The actual data storage happens within the transactions, within their intput and/or output scripts. Theoretically, any script could be made including arbitrary data, but due to network standards, only certain types of scripts are allowed.

For an in-depth look at data storage techniques, see this paper. (Full disclosure: I am one of the authors.)

Note, when I talk about pushing data to the stack:

• PUSHDATA(N) (where 0 <= N <= 75): Push the next N bytes onto the stack. The byte value for this is dec: N
• PUSHDATA1: The next byte indicates the number of bytes after that to be pushed onto the stack. The byte value for this is dec: 76, hex: 0x4c
• PUSHDATA2: The next two bytes indicate the number of bytes after that to be pushed onto the stack. The byte value for this is dec: 77, hex: 0x4d

Also, each chunk of data pushed with a PUSHDATA element cannot exceed 520 bytes, so bear in mind that any file will necessarily be broken up into chunks of 520 bytes or fewer.

Some ways of storing data include:

• Using the coinbase (or generation) transaction (if you're a miner) to store a small amount of arbitrary data in each block you mine. This data takes the place of the inputs that would normally appear in a transaction. The coinbase transaction allows up to 100 bytes of data; however, some of this must be used for special uses, such as the block height and extra nonce.

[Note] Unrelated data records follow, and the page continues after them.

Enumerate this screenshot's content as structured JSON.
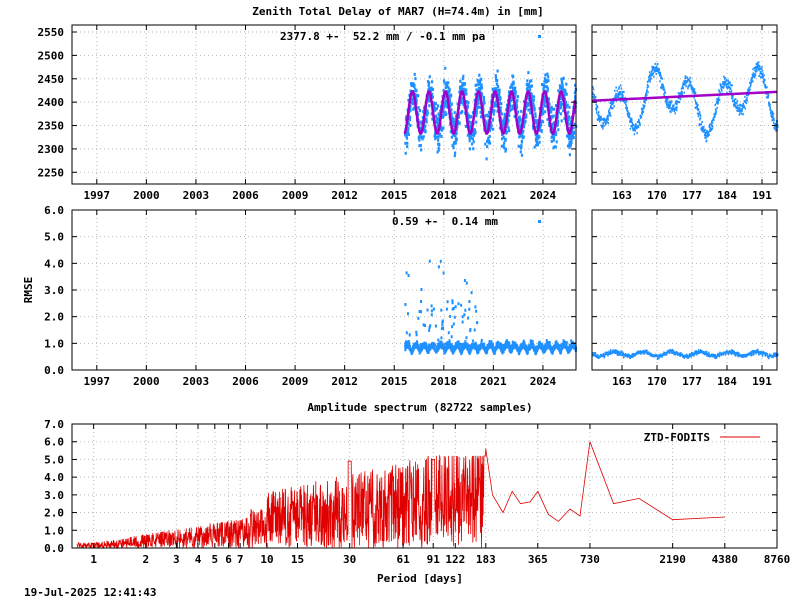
{
  "header": {
    "main_title": "Zenith Total Delay of MAR7 (H=74.4m) in [mm]",
    "ztd_stat": "2377.8 +-  52.2 mm / -0.1 mm pa",
    "rmse_stat": "0.59 +-  0.14 mm",
    "rmse_ylabel": "RMSE",
    "spectrum_title": "Amplitude spectrum (82722 samples)",
    "spectrum_xlabel": "Period [days]",
    "timestamp": "19-Jul-2025 12:41:43"
  },
  "colors": {
    "ztd": "#1e90ff",
    "model": "#a000c8",
    "spectrum": "#e00000"
  },
  "chart_data": [
    {
      "type": "scatter",
      "id": "ztd-long",
      "title": "Zenith Total Delay of MAR7 (H=74.4m) in [mm]",
      "x_ticks": [
        "1997",
        "2000",
        "2003",
        "2006",
        "2009",
        "2012",
        "2015",
        "2018",
        "2021",
        "2024"
      ],
      "xlim": [
        1995.5,
        2026
      ],
      "y_ticks": [
        "2250",
        "2300",
        "2350",
        "2400",
        "2450",
        "2500",
        "2550"
      ],
      "ylim": [
        2225,
        2565
      ],
      "annotation": "2377.8 +-  52.2 mm / -0.1 mm pa",
      "data_start": 2015.6,
      "data_end": 2025.95,
      "mean": 2377.8,
      "annual_amplitude": 45,
      "scatter_amplitude": 65
    },
    {
      "type": "scatter",
      "id": "ztd-recent",
      "x_ticks": [
        "163",
        "170",
        "177",
        "184",
        "191"
      ],
      "xlim": [
        157,
        194
      ],
      "ylim": [
        2225,
        2565
      ],
      "model_start": 2403,
      "model_end": 2422
    },
    {
      "type": "scatter",
      "id": "rmse-long",
      "ylabel": "RMSE",
      "x_ticks": [
        "1997",
        "2000",
        "2003",
        "2006",
        "2009",
        "2012",
        "2015",
        "2018",
        "2021",
        "2024"
      ],
      "xlim": [
        1995.5,
        2026
      ],
      "y_ticks": [
        "0.0",
        "1.0",
        "2.0",
        "3.0",
        "4.0",
        "5.0",
        "6.0"
      ],
      "ylim": [
        0,
        6
      ],
      "annotation": "0.59 +-  0.14 mm",
      "typical": 0.6,
      "outlier_max": 4.2
    },
    {
      "type": "scatter",
      "id": "rmse-recent",
      "x_ticks": [
        "163",
        "170",
        "177",
        "184",
        "191"
      ],
      "xlim": [
        157,
        194
      ],
      "ylim": [
        0,
        6
      ],
      "typical": 0.6
    },
    {
      "type": "line",
      "id": "amplitude-spectrum",
      "title": "Amplitude spectrum (82722 samples)",
      "xlabel": "Period [days]",
      "x_scale": "log",
      "x_ticks": [
        "1",
        "2",
        "3",
        "4",
        "5",
        "6",
        "7",
        "10",
        "15",
        "30",
        "61",
        "91",
        "122",
        "183",
        "365",
        "730",
        "2190",
        "4380",
        "8760"
      ],
      "xlim": [
        0.75,
        8760
      ],
      "y_ticks": [
        "0.0",
        "1.0",
        "2.0",
        "3.0",
        "4.0",
        "5.0",
        "6.0",
        "7.0"
      ],
      "ylim": [
        0,
        7
      ],
      "legend": "ZTD-FODITS",
      "legend_position": "top-right",
      "peaks": [
        {
          "period": 30,
          "amplitude": 4.9
        },
        {
          "period": 91,
          "amplitude": 5.0
        },
        {
          "period": 183,
          "amplitude": 5.6
        },
        {
          "period": 365,
          "amplitude": 3.2
        },
        {
          "period": 730,
          "amplitude": 6.0
        }
      ],
      "tail": [
        {
          "period": 1000,
          "amplitude": 2.5
        },
        {
          "period": 1400,
          "amplitude": 2.8
        },
        {
          "period": 2190,
          "amplitude": 1.6
        },
        {
          "period": 4380,
          "amplitude": 1.75
        }
      ]
    }
  ]
}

• In outputs with OP_RETURN. Each transaction may have one OP_RETURN output. Such an output may have a value of zero (since otherwise you're burning money that can never be recovered). The script looks like OP_RETURN <up to 80 bytes of data>. OP_RETURN is byte value dec: 106, hex: 0x6a, and the data must begin with a PUSHDATA element.

• In outputs that pay to an address, etc. that recipient address/key/etc. may be replaced with arbitrary data. In that case, take the regular script and replace the address/key/etc. with your data. This creates an output which you cannot spend but which must be tracked in the UTXO set, so it is not advisable to do. An example of this would be to take the P2PKH script OP_DUP OP_HASH160 <Public Key Hash> OP_EQUALVERIFY OP_CHECKSIG and replace the 20-byte public key hash with 20 bytes of other data. (Note that the hash is pushed onto the stack with a PUSHDATA(20) element. As bytes, this looks like: 0x 76 a9 14 [your 20 bytes of data] 88 ac.) If you're replacing e.g., a public key, it may be detected that you're not using a real public key (if it doesn't start with 0x02, 0x03, or 0x04, for instance), but a hash should be indistinguishable from arbitrary data.
• In inputs, using P2SH scripts. Then the data may be stored in the redeem script itself or in the inputs to the redeem script. There are multiple ways to do this, but generally the arbitrary data will be included in a PUSHDATA element, which the redeem script will somehow operate on. One notable method involves the redeem script including OP_HASH160 <hash of the data to be included> OP_EQUALVERIFY, and the inputs to that script including the data to be stored. This method ensures that the data must be included for the script to return true. Another method is pushing data to the stack, then using OP_DROP or OP_2DROP to remove it from the stack. This is efficient, but it would be possible for an attacker to tamper with the data in a transaction malleability attack.
• You could also store data in e.g., the value field of your outputs, but this is highly inefficient.

Answer 2

You can store arbitrary bytes in a Bitcoin transaction which are not validated but can be confirmed in the blockchain given sufficient fees.

op_return is a Bitcoin script op_code used in output scripts and which, when executed on the script interpreter will return the script run as invalid, thereby rendering the output "unspendable".

Now, because the script-run is aborted, subsequent data in the same output script are never evaluated and can be arbitrary. A valid, confirmed Bitcoin transaction can contain unspendable outputs.

In theory an arbitrary size of data can be appended to op_return as long as the transaction is still valid (consensus), but node propagation policy usually limits this to 80-bytes. A miner could confirm larger data sizes of course.